We envisioned two models to explain the role of Ssa1 in transducing the thiol-reactive signal to Hsf1. In the first model, diverse thiol-reactive compounds could deplete cellular redox buffers, such as the thioredoxin and glutathione pathways, which might then fail to maintain Ssa1 in a reduced state. Alternatively, the Ssa1 cysteines could be modified directly, either via oxidation or by the formation of stable adducts with thiol-reactive molecules. Although not mutually exclusive, we sought to distinguish between these two possibilities using Click chemistry to examine thiol-modification of Ssa1 in vivo. This approach used a membrane-permeable alkyne derivative of the 4HNE molecule that was a potent Hsf1 activator (4HNE-alkyne; Figure 4C), as well as FLAG-tagged SSA1 alleles that could be used for affinity-purification. Cells were treated or not with 4-HNE-alkyne; this was followed by quenching, lysis, and purification of FLAG-Ssa1 proteins. Samples were subsequently reacted with biotin azide in the Click reaction, which was followed by SDS–PAGE and immunoblot using streptavidin-HRP. As shown in Figure 4D, wild-type Ssa1 was modified via the Click reaction, whereas the labeling signal was absent in cells lacking FLAG-Ssa1 or in which the Click reaction was omitted. Labeling was significantly decreased in cells bearing SSA1-C264S,C303S, demonstrating that one or both of these cysteines is a direct target of electrophiles in vivo. It is possible that the minor amount of labeling observed in SSA1-C264S,C303S may be due to reaction with C15. Interestingly, SSA1 single mutants demonstrated slightly different outcomes: the labeling signal was robust in SSA1-C264S, but was decreased in SSA1-C303S, suggesting that C303 may be highly reactive relative to C264 and that C303 may need to be modified before C264 is exposed. Regardless, these data demonstrate that Ssa1 is directly modified by a thiol-reactive compound in living cells in the same time frame in which we observe induction of Hsf1.

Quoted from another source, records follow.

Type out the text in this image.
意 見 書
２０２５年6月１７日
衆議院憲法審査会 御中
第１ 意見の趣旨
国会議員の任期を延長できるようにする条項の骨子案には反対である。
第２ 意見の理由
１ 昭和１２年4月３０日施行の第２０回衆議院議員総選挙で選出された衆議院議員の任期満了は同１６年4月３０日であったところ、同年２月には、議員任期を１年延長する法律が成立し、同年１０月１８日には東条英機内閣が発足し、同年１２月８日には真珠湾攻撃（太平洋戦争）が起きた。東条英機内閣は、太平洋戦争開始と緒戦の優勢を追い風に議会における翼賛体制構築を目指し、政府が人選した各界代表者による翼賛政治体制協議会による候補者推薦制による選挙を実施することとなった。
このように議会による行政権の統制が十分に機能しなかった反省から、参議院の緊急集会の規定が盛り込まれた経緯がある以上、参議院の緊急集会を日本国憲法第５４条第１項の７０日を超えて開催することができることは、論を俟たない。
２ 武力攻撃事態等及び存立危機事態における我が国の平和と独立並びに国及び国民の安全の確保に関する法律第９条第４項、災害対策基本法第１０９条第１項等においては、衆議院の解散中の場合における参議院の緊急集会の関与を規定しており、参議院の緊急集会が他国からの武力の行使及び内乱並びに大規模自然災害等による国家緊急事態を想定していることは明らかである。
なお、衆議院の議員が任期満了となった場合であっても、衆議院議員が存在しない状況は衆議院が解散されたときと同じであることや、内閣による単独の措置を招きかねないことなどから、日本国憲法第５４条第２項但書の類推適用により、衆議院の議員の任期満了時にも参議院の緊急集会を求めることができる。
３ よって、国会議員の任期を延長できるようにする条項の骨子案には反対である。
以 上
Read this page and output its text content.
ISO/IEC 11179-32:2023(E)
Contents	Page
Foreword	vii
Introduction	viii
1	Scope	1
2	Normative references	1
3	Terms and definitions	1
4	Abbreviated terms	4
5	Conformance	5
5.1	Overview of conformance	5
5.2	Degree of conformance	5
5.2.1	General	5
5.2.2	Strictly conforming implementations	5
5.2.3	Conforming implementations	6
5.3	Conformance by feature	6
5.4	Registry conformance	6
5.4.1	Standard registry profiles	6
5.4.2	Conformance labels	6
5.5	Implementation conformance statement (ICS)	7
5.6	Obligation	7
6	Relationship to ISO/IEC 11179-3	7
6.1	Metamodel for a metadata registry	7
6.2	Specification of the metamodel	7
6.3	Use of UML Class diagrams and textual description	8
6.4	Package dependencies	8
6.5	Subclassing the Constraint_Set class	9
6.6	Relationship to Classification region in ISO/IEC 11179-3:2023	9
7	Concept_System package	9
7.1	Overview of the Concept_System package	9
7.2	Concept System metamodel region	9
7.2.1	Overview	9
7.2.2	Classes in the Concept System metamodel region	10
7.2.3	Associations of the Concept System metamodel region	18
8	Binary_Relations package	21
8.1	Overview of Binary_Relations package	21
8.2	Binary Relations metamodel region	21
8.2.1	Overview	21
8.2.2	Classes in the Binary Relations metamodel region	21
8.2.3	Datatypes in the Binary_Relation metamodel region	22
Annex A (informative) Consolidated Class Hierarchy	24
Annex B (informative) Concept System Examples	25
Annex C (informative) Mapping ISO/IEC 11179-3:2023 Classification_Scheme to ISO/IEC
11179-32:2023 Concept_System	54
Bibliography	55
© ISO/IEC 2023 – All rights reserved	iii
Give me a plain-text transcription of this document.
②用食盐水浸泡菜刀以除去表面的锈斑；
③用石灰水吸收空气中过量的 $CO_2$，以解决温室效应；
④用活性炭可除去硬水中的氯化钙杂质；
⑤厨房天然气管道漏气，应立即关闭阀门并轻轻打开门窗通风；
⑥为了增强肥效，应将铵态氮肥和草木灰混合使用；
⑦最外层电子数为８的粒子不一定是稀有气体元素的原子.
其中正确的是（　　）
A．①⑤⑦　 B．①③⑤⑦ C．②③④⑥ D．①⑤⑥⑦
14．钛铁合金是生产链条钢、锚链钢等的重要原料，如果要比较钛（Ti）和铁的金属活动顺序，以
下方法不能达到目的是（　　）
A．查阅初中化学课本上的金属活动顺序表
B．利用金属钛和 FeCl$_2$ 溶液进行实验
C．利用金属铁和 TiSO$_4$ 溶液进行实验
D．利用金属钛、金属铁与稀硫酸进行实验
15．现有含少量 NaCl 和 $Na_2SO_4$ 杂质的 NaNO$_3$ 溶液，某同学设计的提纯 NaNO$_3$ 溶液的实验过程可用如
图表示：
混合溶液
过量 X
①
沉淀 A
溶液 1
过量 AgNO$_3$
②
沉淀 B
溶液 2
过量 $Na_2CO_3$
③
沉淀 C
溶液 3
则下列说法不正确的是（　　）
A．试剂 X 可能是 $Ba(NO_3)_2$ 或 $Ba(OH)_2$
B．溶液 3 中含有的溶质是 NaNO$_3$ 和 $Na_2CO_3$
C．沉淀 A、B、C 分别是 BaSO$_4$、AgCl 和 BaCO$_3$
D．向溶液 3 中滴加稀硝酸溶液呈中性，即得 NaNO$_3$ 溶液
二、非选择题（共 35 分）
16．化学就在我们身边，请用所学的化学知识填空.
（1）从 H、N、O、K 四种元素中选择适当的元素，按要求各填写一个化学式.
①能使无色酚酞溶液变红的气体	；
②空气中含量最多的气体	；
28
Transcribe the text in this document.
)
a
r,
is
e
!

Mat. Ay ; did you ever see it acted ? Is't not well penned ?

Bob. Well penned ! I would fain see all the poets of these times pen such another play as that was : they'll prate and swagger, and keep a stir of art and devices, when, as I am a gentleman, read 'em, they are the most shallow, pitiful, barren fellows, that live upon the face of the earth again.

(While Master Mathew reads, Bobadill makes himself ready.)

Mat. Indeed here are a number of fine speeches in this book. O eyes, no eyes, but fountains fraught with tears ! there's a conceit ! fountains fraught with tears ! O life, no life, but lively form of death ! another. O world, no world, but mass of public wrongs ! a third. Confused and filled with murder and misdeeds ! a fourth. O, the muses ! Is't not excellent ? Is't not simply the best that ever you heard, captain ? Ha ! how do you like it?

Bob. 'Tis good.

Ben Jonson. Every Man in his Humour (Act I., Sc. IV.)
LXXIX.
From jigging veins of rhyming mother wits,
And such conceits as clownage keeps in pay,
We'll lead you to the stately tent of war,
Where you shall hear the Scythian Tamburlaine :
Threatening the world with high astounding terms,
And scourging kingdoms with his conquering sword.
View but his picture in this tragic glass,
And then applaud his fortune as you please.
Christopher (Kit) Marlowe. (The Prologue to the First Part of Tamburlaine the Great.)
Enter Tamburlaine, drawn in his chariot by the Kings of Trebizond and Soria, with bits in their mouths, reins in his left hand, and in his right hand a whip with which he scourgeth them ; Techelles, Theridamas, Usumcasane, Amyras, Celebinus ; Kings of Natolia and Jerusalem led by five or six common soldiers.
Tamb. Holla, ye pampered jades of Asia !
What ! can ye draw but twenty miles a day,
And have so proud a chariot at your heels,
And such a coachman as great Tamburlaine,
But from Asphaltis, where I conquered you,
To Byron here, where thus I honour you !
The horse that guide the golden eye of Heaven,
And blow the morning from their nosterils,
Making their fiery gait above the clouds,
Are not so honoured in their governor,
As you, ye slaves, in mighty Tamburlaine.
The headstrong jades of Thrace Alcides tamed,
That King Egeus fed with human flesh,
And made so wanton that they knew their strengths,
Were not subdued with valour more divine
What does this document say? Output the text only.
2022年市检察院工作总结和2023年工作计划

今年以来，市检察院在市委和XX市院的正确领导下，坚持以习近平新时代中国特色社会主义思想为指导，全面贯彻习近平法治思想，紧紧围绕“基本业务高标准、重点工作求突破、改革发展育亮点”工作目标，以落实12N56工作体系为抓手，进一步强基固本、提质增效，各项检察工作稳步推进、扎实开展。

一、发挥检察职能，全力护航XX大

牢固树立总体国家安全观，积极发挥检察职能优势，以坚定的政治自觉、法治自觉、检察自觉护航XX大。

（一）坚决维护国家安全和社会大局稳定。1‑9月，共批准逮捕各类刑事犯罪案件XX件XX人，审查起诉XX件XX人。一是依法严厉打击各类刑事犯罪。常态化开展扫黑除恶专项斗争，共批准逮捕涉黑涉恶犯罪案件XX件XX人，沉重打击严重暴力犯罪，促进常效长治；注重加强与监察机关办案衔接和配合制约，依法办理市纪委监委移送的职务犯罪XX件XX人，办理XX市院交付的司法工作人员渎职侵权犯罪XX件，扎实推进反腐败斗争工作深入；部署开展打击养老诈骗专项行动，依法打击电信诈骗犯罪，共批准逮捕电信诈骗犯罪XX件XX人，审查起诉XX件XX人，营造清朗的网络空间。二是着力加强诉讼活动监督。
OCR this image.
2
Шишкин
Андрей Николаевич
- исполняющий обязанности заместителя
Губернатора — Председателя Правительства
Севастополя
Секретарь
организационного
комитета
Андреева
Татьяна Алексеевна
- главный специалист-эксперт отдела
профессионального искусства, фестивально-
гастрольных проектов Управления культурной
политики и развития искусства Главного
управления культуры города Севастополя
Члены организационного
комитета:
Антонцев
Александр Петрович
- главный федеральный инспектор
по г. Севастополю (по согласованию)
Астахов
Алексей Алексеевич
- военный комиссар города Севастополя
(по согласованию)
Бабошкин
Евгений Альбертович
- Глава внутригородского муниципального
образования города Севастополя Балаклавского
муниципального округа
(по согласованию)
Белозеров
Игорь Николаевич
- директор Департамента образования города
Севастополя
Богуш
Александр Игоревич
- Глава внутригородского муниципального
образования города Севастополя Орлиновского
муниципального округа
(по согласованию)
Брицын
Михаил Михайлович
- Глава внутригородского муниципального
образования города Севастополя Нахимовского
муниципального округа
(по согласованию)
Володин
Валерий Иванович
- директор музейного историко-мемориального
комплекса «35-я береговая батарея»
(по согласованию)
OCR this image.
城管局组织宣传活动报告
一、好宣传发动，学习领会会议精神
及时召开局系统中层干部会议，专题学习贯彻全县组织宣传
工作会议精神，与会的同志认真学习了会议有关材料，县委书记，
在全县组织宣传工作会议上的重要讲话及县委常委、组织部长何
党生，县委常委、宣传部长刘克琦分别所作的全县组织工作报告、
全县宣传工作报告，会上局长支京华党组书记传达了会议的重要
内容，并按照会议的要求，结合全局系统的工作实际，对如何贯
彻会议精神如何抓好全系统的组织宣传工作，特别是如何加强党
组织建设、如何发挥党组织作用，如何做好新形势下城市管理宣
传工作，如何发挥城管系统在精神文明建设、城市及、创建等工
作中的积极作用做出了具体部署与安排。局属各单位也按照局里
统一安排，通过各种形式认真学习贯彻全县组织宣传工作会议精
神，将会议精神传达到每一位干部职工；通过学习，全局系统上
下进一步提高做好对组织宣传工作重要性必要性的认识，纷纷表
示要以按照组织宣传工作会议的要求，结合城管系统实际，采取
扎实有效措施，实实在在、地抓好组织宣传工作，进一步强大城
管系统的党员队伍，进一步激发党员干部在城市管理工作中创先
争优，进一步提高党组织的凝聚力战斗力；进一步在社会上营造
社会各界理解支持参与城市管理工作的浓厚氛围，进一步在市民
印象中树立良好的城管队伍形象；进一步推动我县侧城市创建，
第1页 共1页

Modification of a cysteine residue with a small electrophile like DEM would be expected to add steric bulk that may result in structural and functional perturbations. Likewise, cysteine can be oxidized in several steps by oxidants such as H2O2. We sought to model these effects by substituting C264 and C303 with the pseudooxidation mimic aspartic acid, which most closely resembles the sulfinic acid form of cysteine. Whereas wild-type SSA1 complemented the Hsf1 derepression phenotype of ssa1∆ ssa2∆ cells, SSA1-C264D,C303D, which produced a stable but nonfunctional Ssa1 protein (Figure S4) failed to do so, phenocopying the null mutant (Figure 4E). These results suggest that modification of C264 and C303 result in functional inactivation of Ssa1 in the context of its role as an Hsf1 repressor.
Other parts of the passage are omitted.